La strategia iraniana di “nuclear brinkmanship” è incrementale e tesa a creare una situazione di urgenza ma non di emergenza, ovvero a innescare nei paesi europei e, su un piano più ampio, nella comunità internazionale, la motivazione ad agire ma non a punire. Finora essa è sembrata funzionare: durante una riunione dell’Aiea convocata d’urgenza dagli Usa a fine luglio, l’agenzia ha rifiutato l’introduzione di misure punitive nei confronti di Teheran, anche e soprattutto per via della consapevolezza generalmente diffusa a livello internazionale della responsabilità statunitense nella creazione della crisi.

Tuttavia, si tratta di una strategia rischiosa poiché se portata all’estremo rischierebbe di finire con il far deviare lo sguardo della comunità internazionale per la responsabilità del fallimento del Jcpoa spostandolo dagli Usa all’Iran, con il conseguente ripristino integrale delle sanzioni anche da parte di UE e Onu; inoltre, la ripresa non controllata del programma nucleare iraniano potrebbe innescare reazioni securitarie da parte di Usa e/o Israele, a sentirsi dunque – soprattutto quest’ultimo – legittimati a intervenire militarmente con un attacco preventivo sui siti nucleari iraniani, come da scenario pre-Jcpoa.

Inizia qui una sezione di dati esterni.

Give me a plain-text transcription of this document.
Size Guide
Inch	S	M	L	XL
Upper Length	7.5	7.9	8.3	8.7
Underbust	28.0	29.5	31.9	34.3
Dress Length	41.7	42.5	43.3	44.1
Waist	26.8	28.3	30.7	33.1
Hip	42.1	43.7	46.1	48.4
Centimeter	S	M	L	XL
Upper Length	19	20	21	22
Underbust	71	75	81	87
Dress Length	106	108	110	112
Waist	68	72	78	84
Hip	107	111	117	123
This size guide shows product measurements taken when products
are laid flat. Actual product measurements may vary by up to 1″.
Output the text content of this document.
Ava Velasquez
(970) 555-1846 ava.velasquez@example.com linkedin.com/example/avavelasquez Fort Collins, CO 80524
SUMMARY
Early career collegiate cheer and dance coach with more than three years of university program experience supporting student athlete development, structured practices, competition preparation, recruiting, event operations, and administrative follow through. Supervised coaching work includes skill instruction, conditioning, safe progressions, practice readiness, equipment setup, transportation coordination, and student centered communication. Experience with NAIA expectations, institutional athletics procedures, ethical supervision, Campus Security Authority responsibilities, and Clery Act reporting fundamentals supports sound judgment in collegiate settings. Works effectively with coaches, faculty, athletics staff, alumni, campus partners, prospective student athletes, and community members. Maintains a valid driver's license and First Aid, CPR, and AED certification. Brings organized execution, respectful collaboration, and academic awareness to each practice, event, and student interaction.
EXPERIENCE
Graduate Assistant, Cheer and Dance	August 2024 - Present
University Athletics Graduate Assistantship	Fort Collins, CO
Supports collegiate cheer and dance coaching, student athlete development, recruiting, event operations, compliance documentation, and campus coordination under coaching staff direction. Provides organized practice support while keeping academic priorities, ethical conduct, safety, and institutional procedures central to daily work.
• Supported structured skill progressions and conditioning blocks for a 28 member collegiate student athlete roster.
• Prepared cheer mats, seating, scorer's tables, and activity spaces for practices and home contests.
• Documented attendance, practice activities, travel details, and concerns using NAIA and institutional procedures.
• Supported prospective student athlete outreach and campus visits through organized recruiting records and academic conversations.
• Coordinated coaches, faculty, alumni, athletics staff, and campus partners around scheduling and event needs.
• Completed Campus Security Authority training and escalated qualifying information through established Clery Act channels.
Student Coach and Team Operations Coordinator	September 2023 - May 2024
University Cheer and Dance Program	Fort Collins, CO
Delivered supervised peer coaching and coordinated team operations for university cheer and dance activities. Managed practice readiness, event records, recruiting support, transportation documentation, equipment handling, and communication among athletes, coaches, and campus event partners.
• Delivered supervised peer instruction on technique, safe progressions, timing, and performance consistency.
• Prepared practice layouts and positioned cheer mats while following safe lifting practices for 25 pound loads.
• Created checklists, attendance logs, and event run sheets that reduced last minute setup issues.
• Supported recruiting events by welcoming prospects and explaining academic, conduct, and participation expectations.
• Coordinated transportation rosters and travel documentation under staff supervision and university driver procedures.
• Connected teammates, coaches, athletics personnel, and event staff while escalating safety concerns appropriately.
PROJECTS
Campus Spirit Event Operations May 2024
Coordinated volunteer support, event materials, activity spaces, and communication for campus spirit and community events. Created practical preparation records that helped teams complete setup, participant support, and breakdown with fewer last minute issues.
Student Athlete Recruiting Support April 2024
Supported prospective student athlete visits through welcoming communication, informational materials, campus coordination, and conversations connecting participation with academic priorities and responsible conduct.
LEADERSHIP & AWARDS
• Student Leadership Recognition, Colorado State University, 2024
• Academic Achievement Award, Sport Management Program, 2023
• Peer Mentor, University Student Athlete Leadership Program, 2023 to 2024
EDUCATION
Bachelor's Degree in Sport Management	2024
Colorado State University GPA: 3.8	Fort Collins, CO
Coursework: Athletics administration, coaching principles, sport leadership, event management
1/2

Per scongiurare queste ipotesi ha preso avvio una concitata attività diplomatica a livello europeo, con un forte ruolo propulsivo della Francia di Emmanuel Macron, per tentare di salvare il Jcpoa e ricondurre Teheran al pieno adempimento dell’accordo. Nei mesi estivi si sono svolti diversi incontri tra i ministri degli Esteri (o loro delegati) di Francia, Germania, Regno Unito e Iran, fino alla visita inaspettata, lo scorso 25 agosto, del ministro degli Esteri iraniano Zarif a Biarritz, in Francia, nelle stesse ore in cui si teneva il G7. Sebbene la delegazione iraniana non abbia incontrato quella statunitense, la rilevanza simbolica della visita di Zarif è notevole e si collega all’ingente capitale politico investito da Macron nell’iniziativa. Nei giorni successivi sono cresciute le indiscrezioni circa la possibile creazione da parte francese di un pacchetto di assistenza finanziaria da 15 miliardi di dollari per ricompensare Teheran delle mancate rendite petrolifere causate dalle sanzioni Usa (una compensazione comunque inferiore alle rendite petrolifere in periodo pre-sanzionatorio, pari a circa il doppio, 30 miliardi di dollari annui), in cambio del pieno ritorno iraniano agli obblighi previsti dal Jcpoa. L’iniziativa di Macron sembra però essere stata per il momento rigettata dagli Usa, pronti a colpire le banche europee che dovessero agire da responsabili dell’apertura di credito; una soluzione potrebbe essere quella di porre l’operazione in capo alla Banca centrale europea oppure alla Banca centrale francese, più difficili da colpire per il Tesoro Usa. La situazione però è estremamente fluida: l’opposizione statunitense allo sforzo diplomatico francese sembra legata, insieme all’introduzione di nuove sanzioni varate nella prima settimana di settembre, alla volontà da parte di Donald Trump di ottenere egli stesso un successo negoziale con Teheran, da sancire con un incontro pubblico tra lo stesso Trump e il presidente iraniano Rouhani, come già accaduto tra Trump e il nordcoreano Kim Jong Un. L’Iran ha però ribadito più volte di non essere interessato a mere photo-opportunity, e di essere aperto al dialogo con gli Usa a patto che questi sospendano le sanzioni sul petrolio. Un’evoluzione della situazione è possibile durante i lavori dell’Assemblea Generale delle Nazioni Unite, che si terrà a fine settembre a New York e che vedrà la partecipazione per l’Iran proprio del presidente Rouhani.